An alternative strategy, or additional one depending on the likelihood of manufacturer involvement, would be to overhaul most categories to a customer formula.
Junior single-seater categories have become homogenised over the years already, IndyCar is a one-make chassis competition and the TCR movement was so massive as an entry-level category that it’s accidentally become the world championship.
With F1 adopting ever more standard parts, and categories such as GT3 and GT4 forming the bedrock of national and international sportscar competition, simpler components with less expense attached to them could be the new normal.
The second element of the ‘New Deal approach’ that will be inescapable will be the duration of the recovery.

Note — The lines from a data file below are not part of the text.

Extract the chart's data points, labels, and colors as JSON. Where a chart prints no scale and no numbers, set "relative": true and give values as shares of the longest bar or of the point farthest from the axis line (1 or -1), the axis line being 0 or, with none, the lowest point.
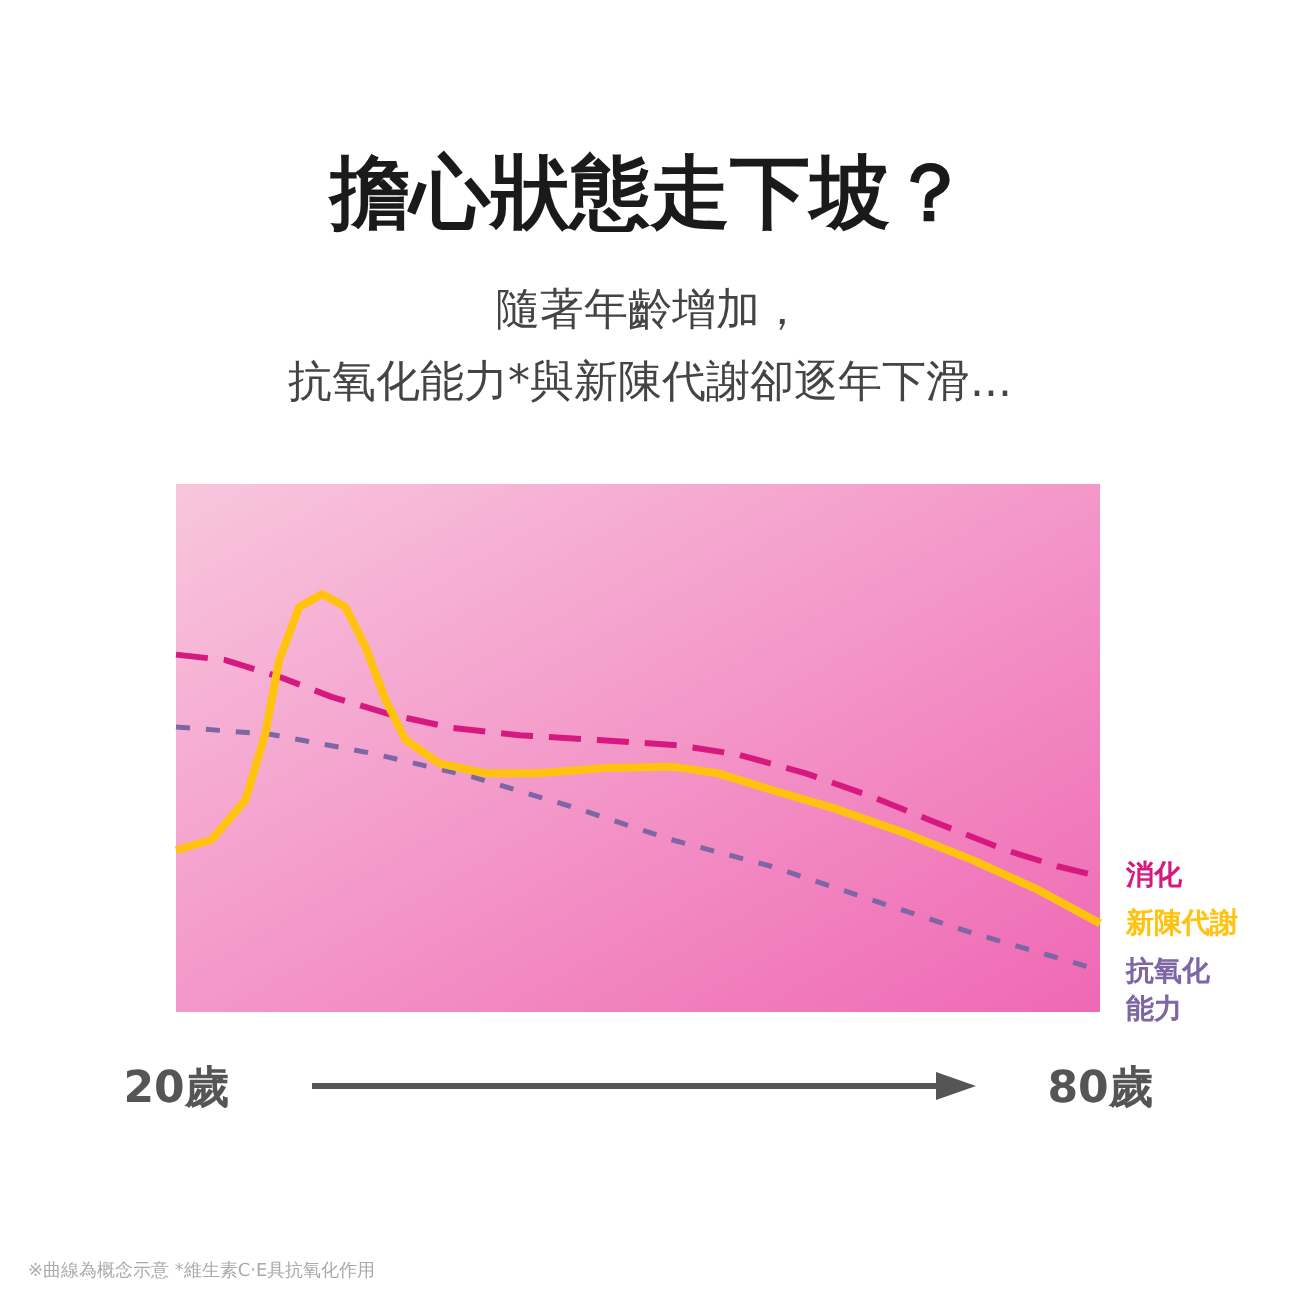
{
  "chart_data": {
    "type": "line",
    "relative": true,
    "title": "擔心狀態走下坡？",
    "subtitle": "隨著年齡增加，",
    "xlim": [
      20,
      80
    ],
    "xticks": [
      {
        "value": 20,
        "label": "20歲"
      },
      {
        "value": 80,
        "label": "80歲"
      }
    ],
    "legend": "right",
    "grid": false,
    "marker": "none",
    "series": [
      {
        "name": "消化",
        "color": "#d6197f",
        "line_style": "dashed",
        "x": [
          20,
          23.2,
          26.7,
          30.1,
          34.0,
          37.9,
          42.3,
          47.4,
          52.6,
          56.5,
          60.9,
          65.2,
          69.5,
          73.9,
          77.3,
          80
        ],
        "values": [
          0.855,
          0.842,
          0.802,
          0.754,
          0.711,
          0.68,
          0.662,
          0.651,
          0.638,
          0.616,
          0.571,
          0.515,
          0.451,
          0.387,
          0.348,
          0.324
        ]
      },
      {
        "name": "新陳代謝",
        "color": "#ffc20e",
        "line_style": "solid",
        "x": [
          20,
          22.3,
          24.5,
          25.8,
          26.7,
          28.0,
          29.5,
          31.0,
          32.3,
          33.6,
          34.9,
          37.1,
          40.1,
          43.5,
          47.9,
          52.2,
          55.2,
          58.7,
          63.0,
          67.4,
          71.7,
          76.0,
          80
        ],
        "values": [
          0.387,
          0.412,
          0.507,
          0.666,
          0.842,
          0.969,
          1,
          0.969,
          0.874,
          0.747,
          0.651,
          0.595,
          0.571,
          0.571,
          0.584,
          0.587,
          0.571,
          0.531,
          0.484,
          0.427,
          0.364,
          0.292,
          0.212
        ]
      },
      {
        "name": "抗氧化能力",
        "color": "#7d66a3",
        "line_style": "dotted",
        "x": [
          20,
          26.2,
          32.7,
          39.2,
          45.7,
          52.2,
          58.7,
          65.2,
          71.7,
          80
        ],
        "values": [
          0.682,
          0.664,
          0.619,
          0.563,
          0.491,
          0.412,
          0.348,
          0.268,
          0.189,
          0.1
        ]
      }
    ],
    "annotations": [
      "抗氧化能力*與新陳代謝卻逐年下滑...",
      "※曲線為概念示意 *維生素C‧E具抗氧化作用"
    ]
  }
}
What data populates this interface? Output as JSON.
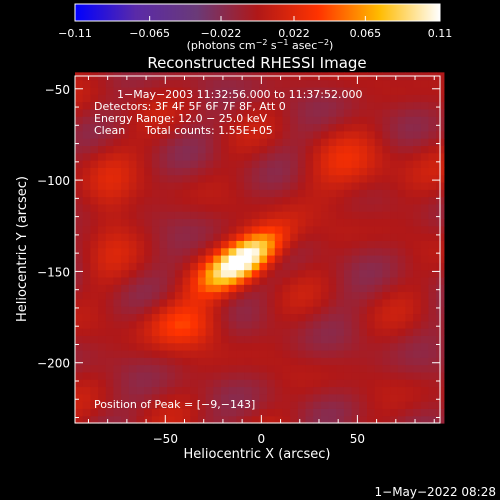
{
  "chart_data": {
    "type": "heatmap",
    "title": "Reconstructed RHESSI Image",
    "xlabel": "Heliocentric X (arcsec)",
    "ylabel": "Heliocentric Y (arcsec)",
    "xlim": [
      -97,
      93
    ],
    "ylim": [
      -233,
      -43
    ],
    "xticks": [
      -50,
      0,
      50
    ],
    "xtick_labels": [
      "−50",
      "0",
      "50"
    ],
    "yticks": [
      -50,
      -100,
      -150,
      -200
    ],
    "ytick_labels": [
      "−50",
      "−100",
      "−150",
      "−200"
    ],
    "colorbar": {
      "range": [
        -0.11,
        0.11
      ],
      "ticks": [
        -0.11,
        -0.065,
        -0.022,
        0.022,
        0.065,
        0.11
      ],
      "tick_labels": [
        "−0.11",
        "−0.065",
        "−0.022",
        "0.022",
        "0.065",
        "0.11"
      ],
      "unit_main": "(photons cm",
      "unit_sup1": "−2",
      "unit_mid1": " s",
      "unit_sup2": "−1",
      "unit_mid2": " asec",
      "unit_sup3": "−2",
      "unit_end": ")",
      "colors": [
        "#0000ff",
        "#5a2aa8",
        "#6a3a78",
        "#b01818",
        "#ff3300",
        "#ffbb00",
        "#ffffff"
      ]
    },
    "annotations": [
      "1−May−2003 11:32:56.000 to 11:37:52.000",
      "Detectors: 3F 4F 5F 6F 7F 8F, Att 0",
      "Energy Range: 12.0 − 25.0 keV",
      "Clean",
      "Total counts: 1.55E+05"
    ],
    "peak_label": "Position of Peak = [−9,−143]",
    "peak": [
      -9,
      -143
    ],
    "pixel_size_arcsec": 4,
    "sources": [
      {
        "x": -9,
        "y": -143,
        "sx": 16,
        "sy": 7,
        "angle_deg": 35,
        "amp": 0.13
      },
      {
        "x": -40,
        "y": -178,
        "sx": 14,
        "sy": 9,
        "angle_deg": 0,
        "amp": 0.04
      },
      {
        "x": 50,
        "y": -95,
        "sx": 18,
        "sy": 12,
        "angle_deg": 0,
        "amp": 0.025
      },
      {
        "x": -80,
        "y": -110,
        "sx": 10,
        "sy": 25,
        "angle_deg": 0,
        "amp": 0.02
      }
    ]
  },
  "footer_date": "1−May−2022 08:28"
}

In the 1930s Roosevelt’s New Deal policies definitely stimulated the US economy but it was never brought completely out of recession. Another major event, the start of the Second World War, was the catalyst for an employment spike and increase in national spending.
It’s difficult to imagine the circumstances re-establishing what we knew pre-COVID of motor racing. Which means motorsport will not fully recover from this for many years.
Stoker believes the beneficiary could eventually be entry-level motorsport. He talks about restarting it “from the grassroots up”.
“Grassroots motorsport has always been the lifeblood of competition and we should reconnect with that, whilst demonstrating that the sport has an important place in modern society,” he reckons.
“I think it will be vital in re-establishing a sense of normality before we start trying to tap into sponsorship money and suchlike.”
But how will that be possible when grassroots motorsport is underpinned by enthusiasts who have been directly hit by the pandemic?
It’s not just manufacturers who are tightening their belts. The average person cannot justify thousands of pounds on an expensive hobby when jobs are on the line.
And even the very healthy percentage of motorsport competitors who are wealthy individuals will need to think twice about funding their costly past-times if their business, big or small, have taken a hit.
Stoke seems convinced. “If you go through the history of motorsport there are lessons to be learned,” he says.
“If you look at what happened following the world wars, the re-emergence of motor sport was driven by a grassroots desire to compete.”
Again, this will require significant action from the FIA and its sub-authorities to make that a reality.
To that end, the FIA has pledged to assist local authorities as much as possible. There have not yet been detailed plans communicated publicly. But fundamentally the FIA and larger local authorities have “at least one year’s reserves”, according to Stoker.
This is not the case for all of the 145 authorities, though. So Stoker has pledged to be “flexible” with the funds the FIA has available and will look at “formulating a rescue package and the mechanisms that go
with that sort of support so that we are able to help those in trouble”.
That is just survival, though. Will that be enough to rebuild motorsport from the grassroots?
Might it benefit from an explosion of pent-up desire to experience live events? That, at least, seems far too risky to take as a given, and rely on in a new world.
It will be a long time before the wider consequences of the current situation make themselves apparent.
It should be said that the FIA has worked very well with key promoters thus far, while the talk of financial support to national governing bodies that need it indicates there will be targeted protection across the board.
This is important because whether it’s a comparison to the Great Depression or drawing parallels with the impact of war on motor racing, such comments need to be rooted in fact and understanding rather than a flippant remark loosely connecting one crisis to another.
These analogies need to mean something. The situation is too serious for hyperbole.
Like the USA in the 1930s, or any community after 1945, motorsport needs action in a post-COVID world – not words.